Hm, strange, I have no problems using cp866 to print something to console on Windows.

CPython aren't actually using unicode strings. Instead of having a sequence of codepoints, you will have either UCS2 or UCS4 strings depending on compile time options.

For example, freshly installed python3.2 from macports:

    >>> len(chr(119074))
    2
    >>> chr(119074)
    '𝄢'
    >>> print chr(119074)
    𝄢

(Surrogates are so much fun).

Python 2.7.1 compiled with UCS4:

    >>> len(unichr(119074))
    1
    >>> unichr(119074)
    u'\U0001d122'
    >>> print(chr(119074))
    𝄢

Notice the capital U takes 8 instead of 4 hexidecimals.

So, that sounds fairly similar to "unicode in $arbitrary_language": Unicode is supported internally; there is still complexity associated in getting data decoded/encoded when bringing it in/out; new versions of the language are working to reduce the complexity but somehow not there yet; handling of unicode by libraries tends to be inconsistent and probably undocumented.

Someone should do a comparative analysis across languages.

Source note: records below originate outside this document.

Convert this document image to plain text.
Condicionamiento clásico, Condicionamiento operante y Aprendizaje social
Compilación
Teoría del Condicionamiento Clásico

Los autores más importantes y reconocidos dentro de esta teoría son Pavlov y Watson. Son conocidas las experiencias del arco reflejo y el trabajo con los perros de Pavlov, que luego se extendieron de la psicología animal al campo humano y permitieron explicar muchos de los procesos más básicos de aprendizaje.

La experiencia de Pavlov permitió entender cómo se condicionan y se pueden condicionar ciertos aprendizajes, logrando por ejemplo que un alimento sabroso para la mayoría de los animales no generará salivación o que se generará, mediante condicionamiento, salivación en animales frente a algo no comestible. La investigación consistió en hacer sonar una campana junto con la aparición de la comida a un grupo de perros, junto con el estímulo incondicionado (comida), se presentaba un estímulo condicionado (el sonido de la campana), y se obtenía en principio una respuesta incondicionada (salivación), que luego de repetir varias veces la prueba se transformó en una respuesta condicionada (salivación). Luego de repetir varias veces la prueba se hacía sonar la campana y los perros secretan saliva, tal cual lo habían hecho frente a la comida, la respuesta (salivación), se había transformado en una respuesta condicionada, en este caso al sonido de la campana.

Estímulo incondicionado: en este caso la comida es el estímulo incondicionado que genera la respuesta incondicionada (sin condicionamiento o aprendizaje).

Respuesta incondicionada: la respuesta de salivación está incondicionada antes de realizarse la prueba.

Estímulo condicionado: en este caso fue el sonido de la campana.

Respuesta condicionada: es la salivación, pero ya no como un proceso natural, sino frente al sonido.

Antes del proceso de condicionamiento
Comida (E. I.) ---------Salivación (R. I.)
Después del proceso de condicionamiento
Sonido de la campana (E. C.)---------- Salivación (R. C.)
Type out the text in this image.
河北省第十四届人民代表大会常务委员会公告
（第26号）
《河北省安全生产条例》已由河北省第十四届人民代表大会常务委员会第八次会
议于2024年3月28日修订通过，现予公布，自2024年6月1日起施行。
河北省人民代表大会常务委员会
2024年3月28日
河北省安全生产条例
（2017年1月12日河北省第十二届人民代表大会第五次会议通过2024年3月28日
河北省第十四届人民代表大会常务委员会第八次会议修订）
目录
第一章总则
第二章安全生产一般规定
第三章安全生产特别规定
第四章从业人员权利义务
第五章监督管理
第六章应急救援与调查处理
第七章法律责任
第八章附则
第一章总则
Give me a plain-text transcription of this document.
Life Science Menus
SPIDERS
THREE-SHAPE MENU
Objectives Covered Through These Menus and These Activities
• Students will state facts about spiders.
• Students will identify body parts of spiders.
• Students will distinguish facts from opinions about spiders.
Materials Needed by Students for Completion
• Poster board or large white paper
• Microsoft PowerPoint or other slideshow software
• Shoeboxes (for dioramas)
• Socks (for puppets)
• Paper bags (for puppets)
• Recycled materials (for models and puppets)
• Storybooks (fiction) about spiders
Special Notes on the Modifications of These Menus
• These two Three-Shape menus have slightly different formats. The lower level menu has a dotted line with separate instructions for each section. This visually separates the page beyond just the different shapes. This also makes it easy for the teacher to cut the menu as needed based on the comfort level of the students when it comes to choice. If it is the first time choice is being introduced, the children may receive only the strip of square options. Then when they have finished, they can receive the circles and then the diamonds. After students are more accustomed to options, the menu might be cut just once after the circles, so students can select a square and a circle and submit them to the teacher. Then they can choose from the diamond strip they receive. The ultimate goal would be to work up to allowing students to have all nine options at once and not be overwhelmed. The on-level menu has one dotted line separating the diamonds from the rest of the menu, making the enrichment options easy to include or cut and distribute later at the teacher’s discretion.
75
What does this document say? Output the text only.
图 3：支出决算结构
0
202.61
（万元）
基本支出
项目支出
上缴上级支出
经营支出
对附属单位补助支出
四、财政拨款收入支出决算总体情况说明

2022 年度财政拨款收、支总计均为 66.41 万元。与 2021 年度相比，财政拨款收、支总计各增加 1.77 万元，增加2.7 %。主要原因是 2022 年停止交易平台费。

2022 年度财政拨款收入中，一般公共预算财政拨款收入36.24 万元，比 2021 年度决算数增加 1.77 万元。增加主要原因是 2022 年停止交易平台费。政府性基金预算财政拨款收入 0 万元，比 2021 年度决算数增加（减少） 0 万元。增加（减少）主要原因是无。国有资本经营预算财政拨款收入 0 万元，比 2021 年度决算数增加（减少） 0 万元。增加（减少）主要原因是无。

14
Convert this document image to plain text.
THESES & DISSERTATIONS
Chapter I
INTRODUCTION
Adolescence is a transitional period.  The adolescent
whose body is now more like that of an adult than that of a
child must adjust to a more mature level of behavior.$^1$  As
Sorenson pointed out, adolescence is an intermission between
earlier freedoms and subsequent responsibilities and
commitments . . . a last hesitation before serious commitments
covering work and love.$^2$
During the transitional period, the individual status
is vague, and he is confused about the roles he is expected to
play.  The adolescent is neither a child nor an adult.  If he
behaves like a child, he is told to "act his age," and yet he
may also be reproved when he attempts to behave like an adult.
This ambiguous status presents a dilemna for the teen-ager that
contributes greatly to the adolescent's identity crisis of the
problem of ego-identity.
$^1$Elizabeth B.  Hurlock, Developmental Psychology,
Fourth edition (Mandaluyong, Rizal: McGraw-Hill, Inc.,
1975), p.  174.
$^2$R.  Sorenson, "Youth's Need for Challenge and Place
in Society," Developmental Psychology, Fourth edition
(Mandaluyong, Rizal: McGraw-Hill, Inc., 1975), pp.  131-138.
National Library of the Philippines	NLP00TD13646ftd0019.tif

My guess is that (in-browser) javascript is probably one of the few languages to not have significant unicode problems, although there are surely some.

If you have a hard time reading this, disable JavaScript.

If you have a hard time reading this, just press the left and right buttons to run the slides.

Pretty hard when all you have is a touch screen. :-)

What baffles me that we are trying to convince programmers to support Unicode while many programs and websites won't even accept special symbols. In passwords.

I mean, how dumb does the system have to be to reject the @ char in the password field? Or worse yet, accept only _numbers_, as my university does.

I think we did something terribly wrong somewhere in the char set conventions.